Terminology for RDF Statement Sets

There's a technique in object-oriented design where you listen to all
the different words people are using and then turn those words into
class names.  In the RDF community, there seem to be a small number of
concepts for which an large number of terms are used.  I'm going to
try to list the ones I've heard, suggest what I think they mean, and
generally suggest this be on the RDF Issues List.

As background, there are also various other terms in use for "RDF
statement".  I've heard (and used) "statement", "assertion", "triple",
"3-tuple", "tuple", "sentence", and "property statement", at least.
But I think "RDF Statement" is okay for the formal documents and for
this message.

The area I'm concerned about is sets (in the mathematic, set theory
sense) of RDF statements.  Let me list some of the terms I've heard,
and see if I can organize them.

(set itself)
  statement set
  theory   (a set of theorems; rdf statements as simple theorems)
  infoset   (an RDF infoset, not an XML infoset)
  corpus (a body of knowledge; term I coined some years back)
  semantic content  ("for is in the semantic content of document bar")
  knowledge base

(set storage)
  triple store
  database  (or set itself; ambiguous)

(set encoding)
  context (in n3)
  logical formula 
  document   ("does RDF document foo include RDF statement bar?")
  text     (like document)

(set source)

(The term "model" deserves a special disambiguation: "*The* RDF Model"
is the architecture, technique, or method of building things we use in
the RDF community.  "*An* RDF Model" is a representation of some
knowledge as a collection of RDF sentences (made according to *the* RDF
Model).  I would suggest "architecture" for the former sense, and the
latter sense is the subject of this message.)

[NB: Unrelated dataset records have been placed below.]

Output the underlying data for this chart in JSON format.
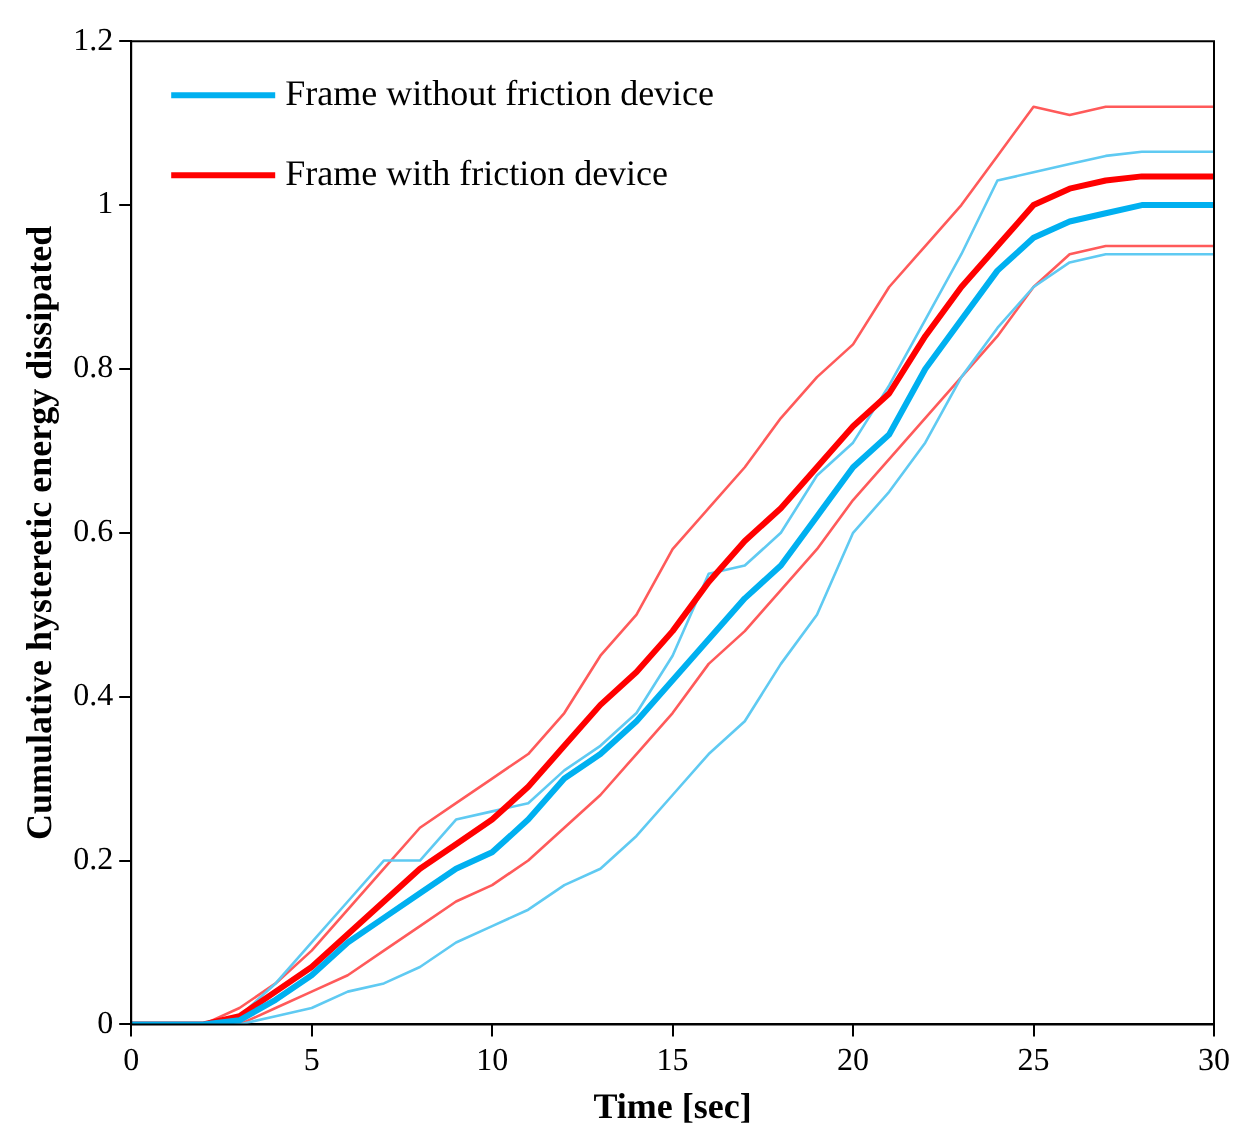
{
  "chart_data": {
    "type": "line",
    "xlabel": "Time [sec]",
    "ylabel": "Cumulative hysteretic energy dissipated",
    "x": [
      0,
      1,
      2,
      3,
      4,
      5,
      6,
      7,
      8,
      9,
      10,
      11,
      12,
      13,
      14,
      15,
      16,
      17,
      18,
      19,
      20,
      21,
      22,
      23,
      24,
      25,
      26,
      27,
      28,
      29,
      30
    ],
    "series": [
      {
        "color": "#5fcaf2",
        "values": [
          0,
          0,
          0,
          0.01,
          0.05,
          0.1,
          0.15,
          0.2,
          0.2,
          0.25,
          0.26,
          0.27,
          0.31,
          0.34,
          0.38,
          0.45,
          0.55,
          0.56,
          0.6,
          0.67,
          0.71,
          0.78,
          0.86,
          0.94,
          1.03,
          1.04,
          1.05,
          1.06,
          1.065,
          1.065,
          1.065
        ]
      },
      {
        "color": "#5fcaf2",
        "values": [
          0,
          0,
          0,
          0,
          0.01,
          0.02,
          0.04,
          0.05,
          0.07,
          0.1,
          0.12,
          0.14,
          0.17,
          0.19,
          0.23,
          0.28,
          0.33,
          0.37,
          0.44,
          0.5,
          0.6,
          0.65,
          0.71,
          0.79,
          0.85,
          0.9,
          0.93,
          0.94,
          0.94,
          0.94,
          0.94
        ]
      },
      {
        "color": "#ff5a5a",
        "values": [
          0,
          0,
          0,
          0.02,
          0.05,
          0.09,
          0.14,
          0.19,
          0.24,
          0.27,
          0.3,
          0.33,
          0.38,
          0.45,
          0.5,
          0.58,
          0.63,
          0.68,
          0.74,
          0.79,
          0.83,
          0.9,
          0.95,
          1.0,
          1.06,
          1.12,
          1.11,
          1.12,
          1.12,
          1.12,
          1.12
        ]
      },
      {
        "color": "#ff5a5a",
        "values": [
          0,
          0,
          0,
          0,
          0.02,
          0.04,
          0.06,
          0.09,
          0.12,
          0.15,
          0.17,
          0.2,
          0.24,
          0.28,
          0.33,
          0.38,
          0.44,
          0.48,
          0.53,
          0.58,
          0.64,
          0.69,
          0.74,
          0.79,
          0.84,
          0.9,
          0.94,
          0.95,
          0.95,
          0.95,
          0.95
        ]
      },
      {
        "name": "Frame without friction device",
        "color": "#00b0f0",
        "values": [
          0,
          0,
          0,
          0.005,
          0.03,
          0.06,
          0.1,
          0.13,
          0.16,
          0.19,
          0.21,
          0.25,
          0.3,
          0.33,
          0.37,
          0.42,
          0.47,
          0.52,
          0.56,
          0.62,
          0.68,
          0.72,
          0.8,
          0.86,
          0.92,
          0.96,
          0.98,
          0.99,
          1.0,
          1.0,
          1.0
        ]
      },
      {
        "name": "Frame with friction device",
        "color": "#ff0000",
        "values": [
          0,
          0,
          0,
          0.01,
          0.04,
          0.07,
          0.11,
          0.15,
          0.19,
          0.22,
          0.25,
          0.29,
          0.34,
          0.39,
          0.43,
          0.48,
          0.54,
          0.59,
          0.63,
          0.68,
          0.73,
          0.77,
          0.84,
          0.9,
          0.95,
          1.0,
          1.02,
          1.03,
          1.035,
          1.035,
          1.035
        ]
      }
    ],
    "xlim": [
      0,
      30
    ],
    "xticks": [
      0,
      5,
      10,
      15,
      20,
      25,
      30
    ],
    "ylim": [
      0,
      1.2
    ],
    "yticks": [
      0,
      0.2,
      0.4,
      0.6,
      0.8,
      1,
      1.2
    ],
    "grid": false,
    "legend": "top left",
    "marker": "none",
    "line_style": "solid"
  }
}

 * "RDF" or "RDF Statement" Specializations

Some of these terms are well understood in some field, and we just
want a specialization.  We can prepend "RDF" to be make our usage
precise if the context does not do so.  Terms like "RDF statement set"
or "RDF infoset" or "RDF statement repository" work this way.

Many of these terms are defined in the appropriate sense only in some
fairly narrow field or context.  For example, you need just the right
setting to have the phrase "an RDF theory" understood to mean a set of
RDF sentences.

 * Confusing Information with its Identification

We sometimes conflate a set with the attributes of the set we use to
identify it, such as where it is stored and where we got it from.
Contrast terms for the information itself ("dataset"), the place it
exists ("repository"), the thing representing or encoding it
("document"), or the source of the information ("provenance").

Quite a bit could be said about this kind of confusion.  In common
usage, the term "database" is used for both a collection of data and
for a database management system (a running process, or the software).
Think of all the ways one might answer "What database did you use?" in
different situations.

This distinction is intentionally ignored in most programming systems.
In C, an "int" is a C object (an area of memory) which represents an
integer.  It is not actually an integer itself, of course.  In C this
is rarely a problem.

For us, though, it may be more pernitious.  In set theory, sets are
immutable.  But we programmers are used to Set.add(element) and
Set.remove(element) because we conflate mathematical sets with the
data structures which can be used to store information about set
membership.  To me, every term on the above list could be used in a
mutable sense, because I have the programmer's habit of naming data
structures (mutable or not) after the objects about which they store
data.  So what term can I use to unambiguously denote the
mathematically pure, immutable kind of set of RDF statements?